Yerel Yönetimlerde Bütünşehir uygulamasının gerekliliğini bundan önceki yazımda dile getirmiştim. Gerek bundan önceki 1580 sayılı belediye kanununda, gerekse 3030 sayılı Büyükşehir Belediyesi kanununda öngörülen türel ayrımlamanın yeni 5216sayılı kanunda fazlaca zorlandığı görülmektedir. Belde belediyesi/Birinci Kademe Belediyesi, Normal belediye / İl ilçe belediyeleri ve Büyükşehir Belediyesi olarak ölçek açısından kent alt yapı ve üst yapısı ve dahi kent makroformu açısından ayrımlamanın yetersiz kaldığını görmekteyiz. Çünkü, eski büyükşehir belediye kanunu kentler için kabaca 250 bin nüfusu gerekli görürken, yeni yasa 750 bin nüfusu gerekligörmektedir. Bu gereklilik kent kuramında "ideal kent büyüklüğü açısından doğru fakat yeni yerleşimler ve kent dinamizmi ve hızlı kentleşen bölgeler için çok önemli sorunlar doğurmaktadır.
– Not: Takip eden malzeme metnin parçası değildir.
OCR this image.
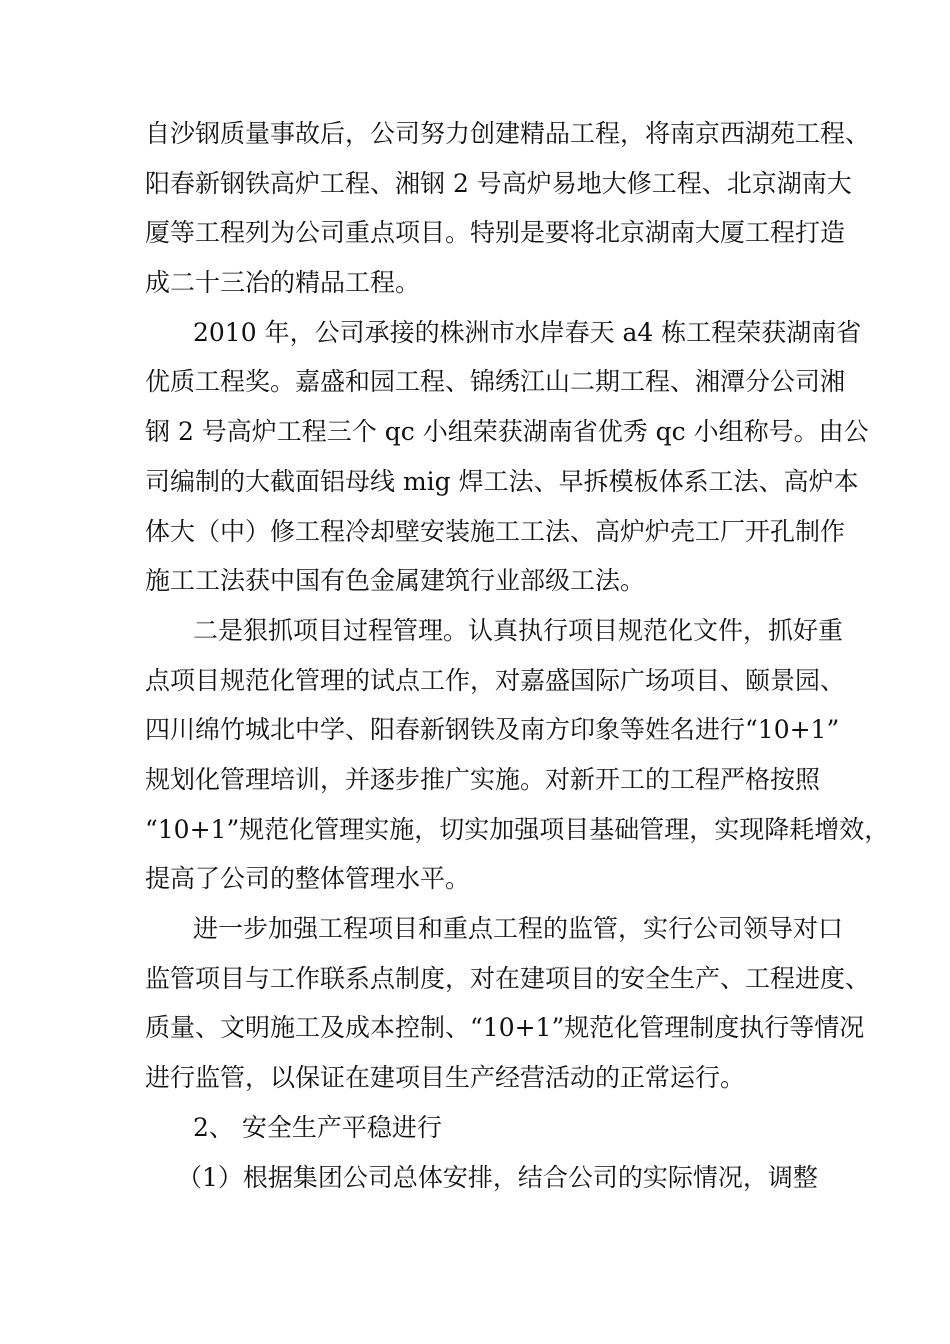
自沙钢质量事故后，公司努力创建精品工程，将南京西湖苑工程、
阳春新钢铁高炉工程、湘钢 2 号高炉易地大修工程、北京湖南大
厦等工程列为公司重点项目。特别是要将北京湖南大厦工程打造
成二十三冶的精品工程。
2010 年，公司承接的株洲市水岸春天 a4 栋工程荣获湖南省
优质工程奖。嘉盛和园工程、锦绣江山二期工程、湘潭分公司湘
钢 2 号高炉工程三个 qc 小组荣获湖南省优秀 qc 小组称号。由公
司编制的大截面铝母线 mig 焊工法、早拆模板体系工法、高炉本
体大（中）修工程冷却壁安装施工工法、高炉炉壳工厂开孔制作
施工工法获中国有色金属建筑行业部级工法。
二是狠抓项目过程管理。认真执行项目规范化文件，抓好重
点项目规范化管理的试点工作，对嘉盛国际广场项目、颐景园、
四川绵竹城北中学、阳春新钢铁及南方印象等姓名进行“10+1”
规划化管理培训，并逐步推广实施。对新开工的工程严格按照
“10+1”规范化管理实施，切实加强项目基础管理，实现降耗增效，
提高了公司的整体管理水平。
进一步加强工程项目和重点工程的监管，实行公司领导对口
监管项目与工作联系点制度，对在建项目的安全生产、工程进度、
质量、文明施工及成本控制、“10+1”规范化管理制度执行等情况
进行监管，以保证在建项目生产经营活动的正常运行。
2、 安全生产平稳进行
（1）根据集团公司总体安排，结合公司的实际情况，调整
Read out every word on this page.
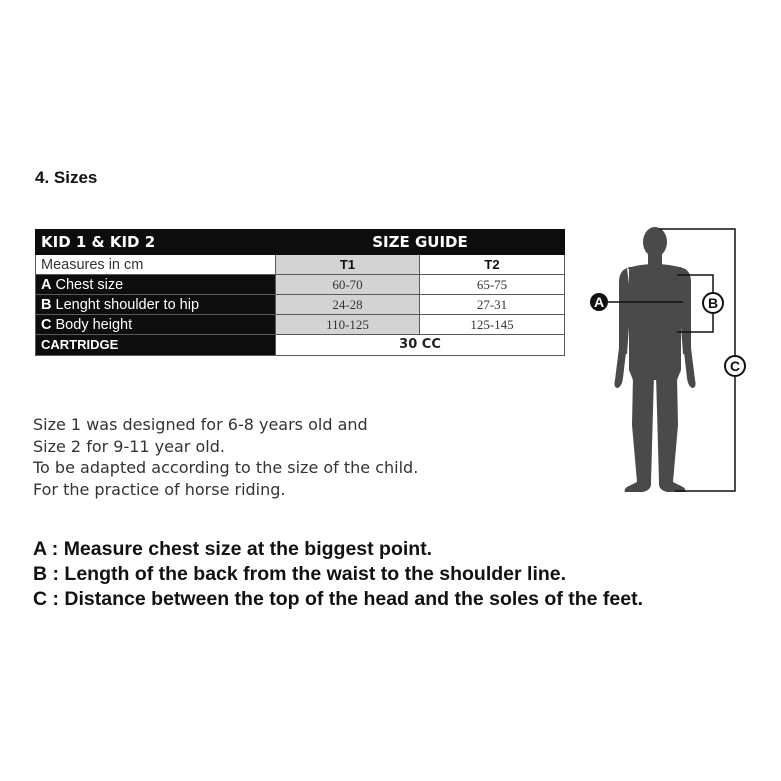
4. Sizes
KID 1 & KID 2	SIZE GUIDE	
Measures in cm	T1	T2
A Chest size	60-70	65-75
B Lenght shoulder to hip	24-28	27-31
C Body height	110-125	125-145
CARTRIDGE	30 CC	
A	B
C
Size 1 was designed for 6-8 years old and
Size 2 for 9-11 year old.
To be adapted according to the size of the child.
For the practice of horse riding.
A : Measure chest size at the biggest point.
B : Length of the back from the waist to the shoulder line.
C : Distance between the top of the head and the soles of the feet.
Önceki yazımda dile getirmiş olduğum, Denizli'de uygulanan ve çok yakında Trabzon'da da uygulanacak olan Bütünşehir ara formülü eski yasa ile yeni yasa arasında ortalamacı bir çözümleme getirse de bu çözümleme kendi içinde uygulamaya yönelik sorunlar doğuracaktır. Ancak bu çözümleme sorunlar doğuracak diye bütünşehir uygulamasını gözardı etmek veya hiçe saymak doğru olmayacaktır. Zira bütünşehir uygulaması, kanımca/kanımızca kent gelişim ivmesinin yüksek olduğu bölgelerde gereklilik yer yer de zorunluluk halini almaktadır.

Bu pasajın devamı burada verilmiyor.